Pude ver a mis pies el coche abandonado.

 Seguimos subiendo, siempre en forma vertical y siempre teniendo a mis pies el coche como objetivo, viéndolo por última vez en forma borrosa y no mayor que el auto de un niño.

 Mis acompañantes me instruyeron cómo operar la pantalla.

 Bastaba hacer girar cualquiera de las ruedecillas laterales, para atraer en forma nítida y precisa todo lo que había fuera de la nave, tanto de la parte superior, como de la derecha, como de la inferior, de la izquierda, sirviendo la del centro que estaba en forma horizontal, para acercar la imagen hasta dar la impresión de que estaba a un metro de nosotros.

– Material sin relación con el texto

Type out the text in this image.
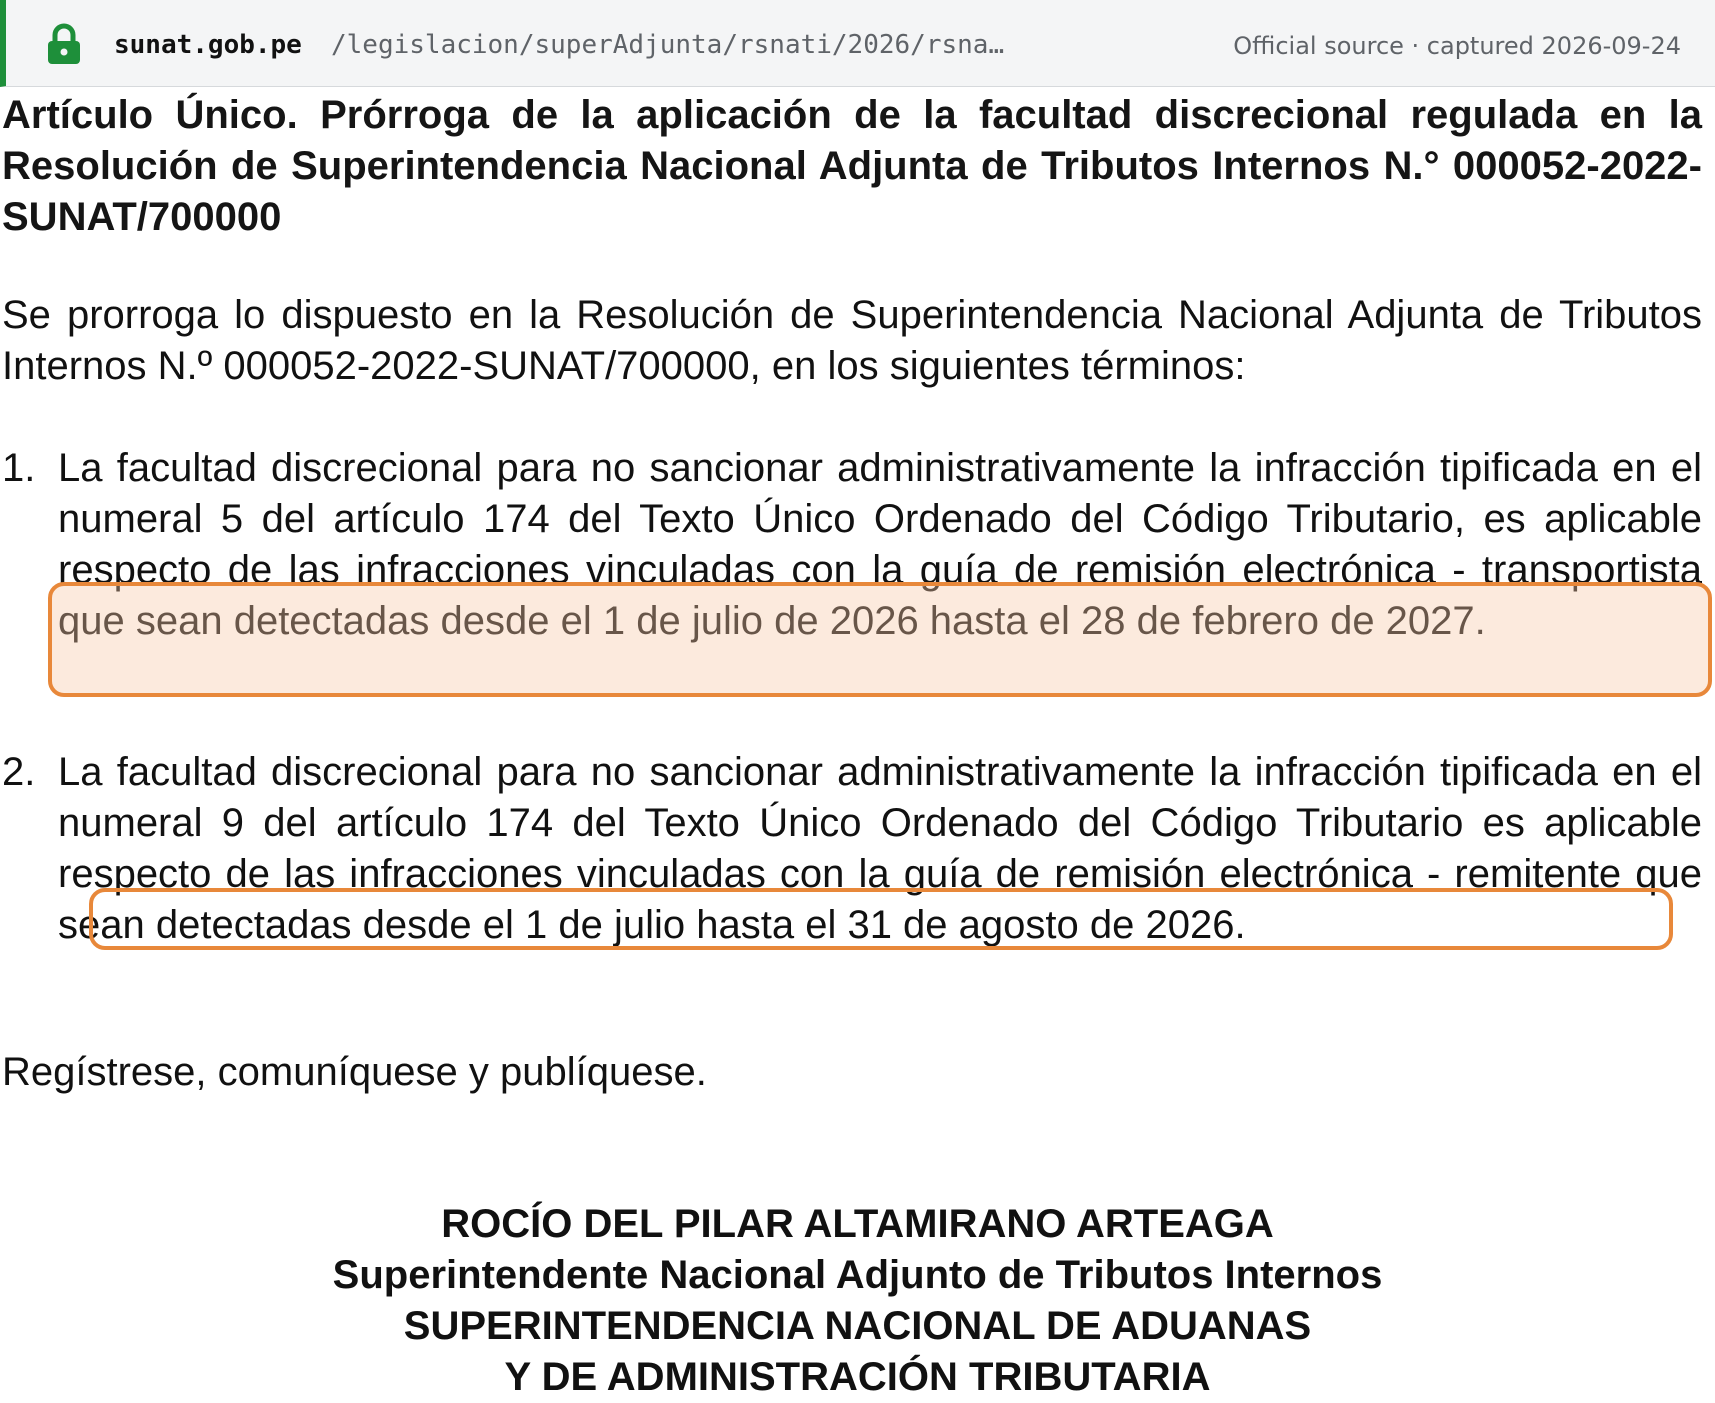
sunat.gob.pe /legislacion/superAdjunta/rsnati/2026/rsna…	Official source · captured 2026-09-24
Artículo Único. Prórroga de la aplicación de la facultad discrecional regulada en la Resolución de Superintendencia Nacional Adjunta de Tributos Internos N.° 000052-2022-SUNAT/700000
Se prorroga lo dispuesto en la Resolución de Superintendencia Nacional Adjunta de Tributos Internos N.º 000052-2022-SUNAT/700000, en los siguientes términos:
1. La facultad discrecional para no sancionar administrativamente la infracción tipificada en el numeral 5 del artículo 174 del Texto Único Ordenado del Código Tributario, es aplicable respecto de las infracciones vinculadas con la guía de remisión electrónica - transportista que sean detectadas desde el 1 de julio de 2026 hasta el 28 de febrero de 2027.
2. La facultad discrecional para no sancionar administrativamente la infracción tipificada en el numeral 9 del artículo 174 del Texto Único Ordenado del Código Tributario es aplicable respecto de las infracciones vinculadas con la guía de remisión electrónica - remitente que sean detectadas desde el 1 de julio hasta el 31 de agosto de 2026.
Regístrese, comuníquese y publíquese.
ROCÍO DEL PILAR ALTAMIRANO ARTEAGA
Superintendente Nacional Adjunto de Tributos Internos
SUPERINTENDENCIA NACIONAL DE ADUANAS
Y DE ADMINISTRACIÓN TRIBUTARIA
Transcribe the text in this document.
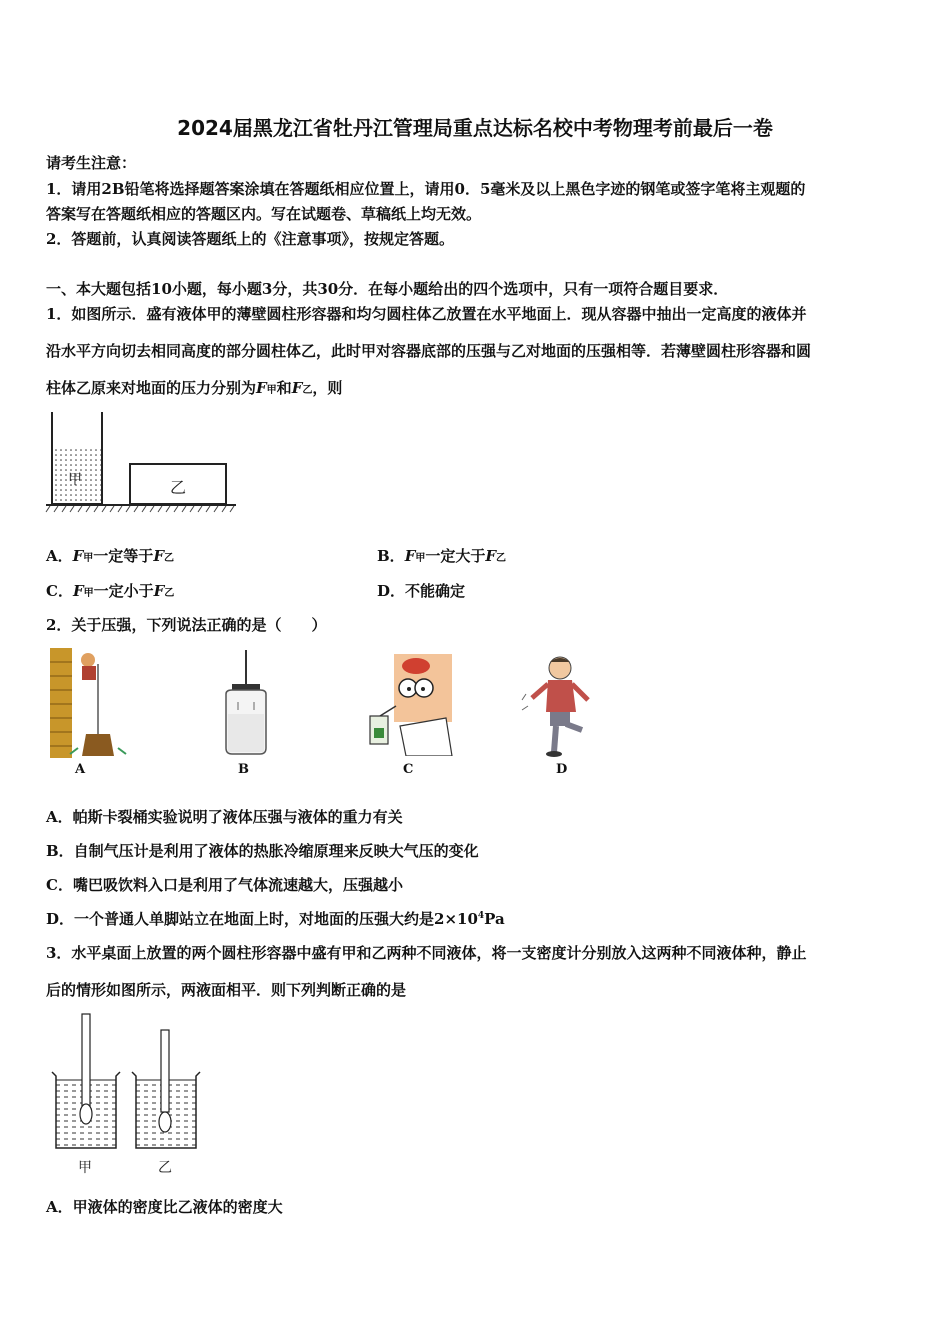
2024届黑龙江省牡丹江管理局重点达标名校中考物理考前最后一卷
请考生注意：
1．请用2B铅笔将选择题答案涂填在答题纸相应位置上，请用0．5毫米及以上黑色字迹的钢笔或签字笔将主观题的
答案写在答题纸相应的答题区内。写在试题卷、草稿纸上均无效。
2．答题前，认真阅读答题纸上的《注意事项》，按规定答题。
一、本大题包括10小题，每小题3分，共30分．在每小题给出的四个选项中，只有一项符合题目要求．
1．如图所示．盛有液体甲的薄壁圆柱形容器和均匀圆柱体乙放置在水平地面上．现从容器中抽出一定高度的液体并
沿水平方向切去相同高度的部分圆柱体乙，此时甲对容器底部的压强与乙对地面的压强相等．若薄壁圆柱形容器和圆
柱体乙原来对地面的压力分别为F甲和F乙，则
甲	乙
A．F甲一定等于F乙	B．F甲一定大于F乙
C．F甲一定小于F乙	D．不能确定
2．关于压强，下列说法正确的是（　　）
A	B	C	D
A．帕斯卡裂桶实验说明了液体压强与液体的重力有关
B．自制气压计是利用了液体的热胀冷缩原理来反映大气压的变化
C．嘴巴吸饮料入口是利用了气体流速越大，压强越小
D．一个普通人单脚站立在地面上时，对地面的压强大约是$2\times 10^4Pa$
3．水平桌面上放置的两个圆柱形容器中盛有甲和乙两种不同液体，将一支密度计分别放入这两种不同液体种，静止
后的情形如图所示，两液面相平．则下列判断正确的是
甲	乙
A．甲液体的密度比乙液体的密度大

 Se me olvidaba mencionar que en el extremo derecho del tablero hay una bola incrustada en una cuenca y termina con una palanca redonda.

 Esta hace mover en toda la extensión de la pantalla un punto negro que sirve de mira cuando hay necesidad de usar diferentes armas, que más tarde trataré de describir.

 Por fin todo quedó cubierto de nubes y nosotros seguíamos subiendo.

 Los hombres buscaban un claro para que yo pudiera ver nuestro planeta, pues pensaban, y con razón que aquello me iba a impresionar.

 Por mi parte, me sentía tranquilo.

 Traté de hallar el motivo de esta tranquilidad, pues no me parecía normal.

 Mi carácter es nervioso por naturaleza y, además nunca había subido en un avión, y esto ya me parecía motivo suficiente para estarlo.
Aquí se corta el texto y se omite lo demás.